Reggie and Nintendo are going around and shopping their philosophy pretty hard. The more people they can convince, the easier it'll be to sell the concept of Revolution to the public.
And those graphs were at TGS in September before that.
 
WindyMan said:
It was at Gamers Summit last month, actually. Same stuff, same graphs, really.

Reggie and Nintendo are going around and shopping their philosophy pretty hard. The more people they can convince, the easier it'll be to sell the concept of Revolution to the public.

This is the real truth. Nintendo makes you forget that they actually made consoles in these "Losing" generations. If what they are saying is true then they helped this losing cause.
 
I think there's some confusion as to what this means. The graph is showing number of consoles sold; the white graph imposes on it is showing % of households with a game system.

The point is that even though more consoles are being sold, the % of households with a game system has held steady.

Reggie's interpretation of this is that growth in the games industry is not down to finding new audiences: it's about population growth and ownership of multiple consoles (which was far less common in the 8-bit days).
 
Kobun Heat said:
I think there's some confusion as to what this means. The graph is showing number of consoles sold; the white graph imposes on it is showing % of households with a game system.

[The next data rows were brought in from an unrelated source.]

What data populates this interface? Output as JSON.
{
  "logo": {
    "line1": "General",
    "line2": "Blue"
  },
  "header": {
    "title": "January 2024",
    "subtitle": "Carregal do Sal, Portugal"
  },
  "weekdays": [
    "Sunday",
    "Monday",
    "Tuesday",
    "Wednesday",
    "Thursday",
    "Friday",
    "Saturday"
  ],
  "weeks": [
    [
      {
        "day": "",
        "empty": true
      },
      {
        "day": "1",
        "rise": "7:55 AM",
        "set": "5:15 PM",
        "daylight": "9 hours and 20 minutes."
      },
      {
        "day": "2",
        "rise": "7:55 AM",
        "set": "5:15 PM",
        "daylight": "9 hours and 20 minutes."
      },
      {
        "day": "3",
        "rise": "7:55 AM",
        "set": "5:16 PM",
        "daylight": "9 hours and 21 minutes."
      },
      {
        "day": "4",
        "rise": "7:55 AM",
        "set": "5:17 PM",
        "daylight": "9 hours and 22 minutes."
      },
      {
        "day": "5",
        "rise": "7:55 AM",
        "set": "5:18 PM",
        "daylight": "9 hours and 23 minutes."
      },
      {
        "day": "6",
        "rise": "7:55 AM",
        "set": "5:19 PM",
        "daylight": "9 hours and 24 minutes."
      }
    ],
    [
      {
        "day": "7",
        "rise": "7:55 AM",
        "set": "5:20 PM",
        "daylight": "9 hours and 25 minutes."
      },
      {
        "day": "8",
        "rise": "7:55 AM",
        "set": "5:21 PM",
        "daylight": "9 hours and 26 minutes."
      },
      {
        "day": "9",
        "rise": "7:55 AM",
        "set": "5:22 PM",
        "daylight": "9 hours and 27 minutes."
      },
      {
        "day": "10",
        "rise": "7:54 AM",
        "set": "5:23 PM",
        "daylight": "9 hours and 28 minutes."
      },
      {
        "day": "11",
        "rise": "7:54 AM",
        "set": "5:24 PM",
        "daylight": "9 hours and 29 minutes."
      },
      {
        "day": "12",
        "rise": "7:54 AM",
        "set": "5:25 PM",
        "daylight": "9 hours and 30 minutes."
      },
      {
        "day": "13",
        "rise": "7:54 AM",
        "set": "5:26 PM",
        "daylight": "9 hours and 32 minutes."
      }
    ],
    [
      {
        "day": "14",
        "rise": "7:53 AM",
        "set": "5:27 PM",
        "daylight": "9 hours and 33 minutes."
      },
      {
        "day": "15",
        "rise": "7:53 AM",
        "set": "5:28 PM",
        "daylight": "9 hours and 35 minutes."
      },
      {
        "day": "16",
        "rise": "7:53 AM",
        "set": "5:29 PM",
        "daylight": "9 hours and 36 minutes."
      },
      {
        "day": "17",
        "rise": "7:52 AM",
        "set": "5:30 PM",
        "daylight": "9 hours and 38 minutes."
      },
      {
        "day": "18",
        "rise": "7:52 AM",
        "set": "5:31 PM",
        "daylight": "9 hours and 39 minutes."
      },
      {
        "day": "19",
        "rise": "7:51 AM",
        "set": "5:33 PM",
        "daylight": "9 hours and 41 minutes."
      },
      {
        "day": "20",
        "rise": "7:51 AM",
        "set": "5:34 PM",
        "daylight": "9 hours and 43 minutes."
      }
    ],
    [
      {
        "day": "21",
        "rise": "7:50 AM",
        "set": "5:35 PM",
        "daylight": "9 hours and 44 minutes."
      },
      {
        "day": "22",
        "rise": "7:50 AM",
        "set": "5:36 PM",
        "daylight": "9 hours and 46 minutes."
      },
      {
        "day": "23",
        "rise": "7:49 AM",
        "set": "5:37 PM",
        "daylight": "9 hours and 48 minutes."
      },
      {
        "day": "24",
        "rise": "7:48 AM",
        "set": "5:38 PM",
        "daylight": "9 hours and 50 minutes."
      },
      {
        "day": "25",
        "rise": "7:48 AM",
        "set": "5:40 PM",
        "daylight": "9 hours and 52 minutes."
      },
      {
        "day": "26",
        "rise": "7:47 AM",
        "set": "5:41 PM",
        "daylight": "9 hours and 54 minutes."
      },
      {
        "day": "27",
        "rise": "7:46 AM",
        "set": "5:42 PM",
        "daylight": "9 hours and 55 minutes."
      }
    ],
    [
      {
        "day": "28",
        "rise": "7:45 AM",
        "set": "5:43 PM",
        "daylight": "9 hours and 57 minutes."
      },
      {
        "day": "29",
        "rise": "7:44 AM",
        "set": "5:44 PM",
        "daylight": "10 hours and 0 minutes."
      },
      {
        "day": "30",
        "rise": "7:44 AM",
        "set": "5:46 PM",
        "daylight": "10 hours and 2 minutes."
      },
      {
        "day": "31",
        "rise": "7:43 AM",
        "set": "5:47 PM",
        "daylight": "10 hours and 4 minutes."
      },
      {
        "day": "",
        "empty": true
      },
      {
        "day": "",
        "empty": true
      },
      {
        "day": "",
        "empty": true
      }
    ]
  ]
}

The point is that even though more consoles are being sold, the % of households with a game system has held steady.

Reggie's interpretation of this is that growth in the games industry is not down to finding new audiences: it's about population growth and ownership of multiple consoles (which was far less common in the 8-bit days).
I tried to explain that above but I'm not as good with words as you are :P

I think the argument is very valid, for the record.
 
Kobun/Elostyle - I'll try explaining again -

1996: 3 baby-boomer families, each with a kid. Only family A has a video game system.
% of households with a video game system: 33%

2005: The kids move out of the house, go to school, live in apartments of their own. Family A's son buys a next gen system - he's been playing games since he was a kid. But now, Family B's daughter, who's never played games before, becomes a gamer and she buys a system.
% increase in next-gen system sold: 100%
% increase in people playing video games: 100%
% increase in multi-console homes: 0%
% increase in population: 0%
% of households with a video game system: still 33%

Does that make sense? Households split up over time - in the last 8 years the size of the average household has dropped significantly, because of the kids of baby boomers. So even if you have more people playing games, the percent of households playing games will actually drop.
 
Kobun/Elostyle -...will actually drop.

But we have a larger increase in those not gaming. Potential gamers,not gaming in B,C and the descendants of B and C. So the market is only really keeping pace.